# Data Loading
## Saisriram Gurajala
## 10/27/2024 

This notebook loads in the geojson data from the USGS Wildland Fire dataset, and filters the data by year and proximity to my assigned city: Dearborn, Michigan. This notebook references code from Dr. David W. McDonald's source notebook, `wildfire_geo_proximity_example`, which is housed in the `src/notebooks` directory with no modification. It additionally calls the AQI API from the EPA, and references code from Dr.
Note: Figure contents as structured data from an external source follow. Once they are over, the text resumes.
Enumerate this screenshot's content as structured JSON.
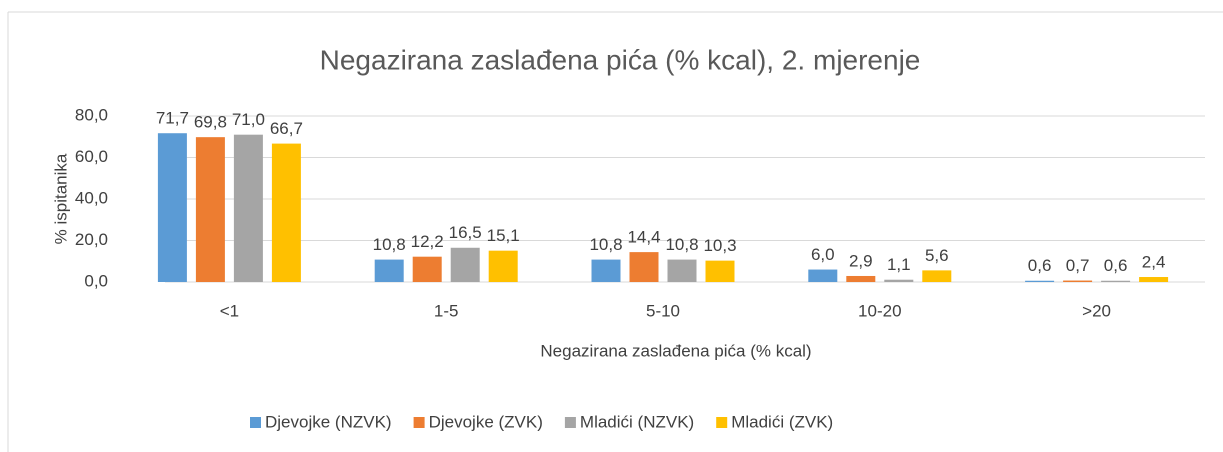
{
  "chart_data": {
    "type": "bar",
    "title": "Negazirana zaslađena pića (% kcal), 2. mjerenje",
    "x_label": "Negazirana zaslađena pića (% kcal)",
    "y_label": "% ispitanika",
    "categories": [
      "<1",
      "1-5",
      "5-10",
      "10-20",
      ">20"
    ],
    "series": [
      {
        "name": "Djevojke (NZVK)",
        "color": "#5b9bd5",
        "values": [
          71.7,
          10.8,
          10.8,
          6.0,
          0.6
        ],
        "value_labels": [
          "71,7",
          "10,8",
          "10,8",
          "6,0",
          "0,6"
        ]
      },
      {
        "name": "Djevojke (ZVK)",
        "color": "#ed7d31",
        "values": [
          69.8,
          12.2,
          14.4,
          2.9,
          0.7
        ],
        "value_labels": [
          "69,8",
          "12,2",
          "14,4",
          "2,9",
          "0,7"
        ]
      },
      {
        "name": "Mladići (NZVK)",
        "color": "#a5a5a5",
        "values": [
          71.0,
          16.5,
          10.8,
          1.1,
          0.6
        ],
        "value_labels": [
          "71,0",
          "16,5",
          "10,8",
          "1,1",
          "0,6"
        ]
      },
      {
        "name": "Mladići (ZVK)",
        "color": "#ffc000",
        "values": [
          66.7,
          15.1,
          10.3,
          5.6,
          2.4
        ],
        "value_labels": [
          "66,7",
          "15,1",
          "10,3",
          "5,6",
          "2,4"
        ]
      }
    ],
    "ylim": [
      0,
      80
    ],
    "yticks": [
      {
        "value": 0,
        "label": "0,0"
      },
      {
        "value": 20,
        "label": "20,0"
      },
      {
        "value": 40,
        "label": "40,0"
      },
      {
        "value": 60,
        "label": "60,0"
      },
      {
        "value": 80,
        "label": "80,0"
      }
    ],
    "grid": true,
    "legend": "bottom"
  }
}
David W. McDonald's source code notebook: `epa_air_quality_history_example.ipynb`. This notebook is housed in the `src/notebooks` directory with no modification.

### Loading GeoJSON Data

An executable version of this script is found in `libs/load_and_filter_json.py`

### Import Libraries and Read in Files

Here we set a base path for the directory this is housed in, as we will need to reference different subdirectories.

In [1]:
import sys
sys.path.append("../")
from libs.helpers import *
from libs.api_key_store import Api_Key_Store
import os
import time
import logging 
import json
import multiprocessing
import geojson
import requests
import re
import pandas as pd
from datetime import datetime
os.chdir(os.getenv("DATA512_BASE_FILE_PATH"))

This cell sets up a logger to track the parsing.

In [3]:
logging.basicConfig(level=logging.INFO, 
                    format='%(asctime)s - %(levelname)s - %(message)s',
                    filename=f"./logs/geojson_loading.log")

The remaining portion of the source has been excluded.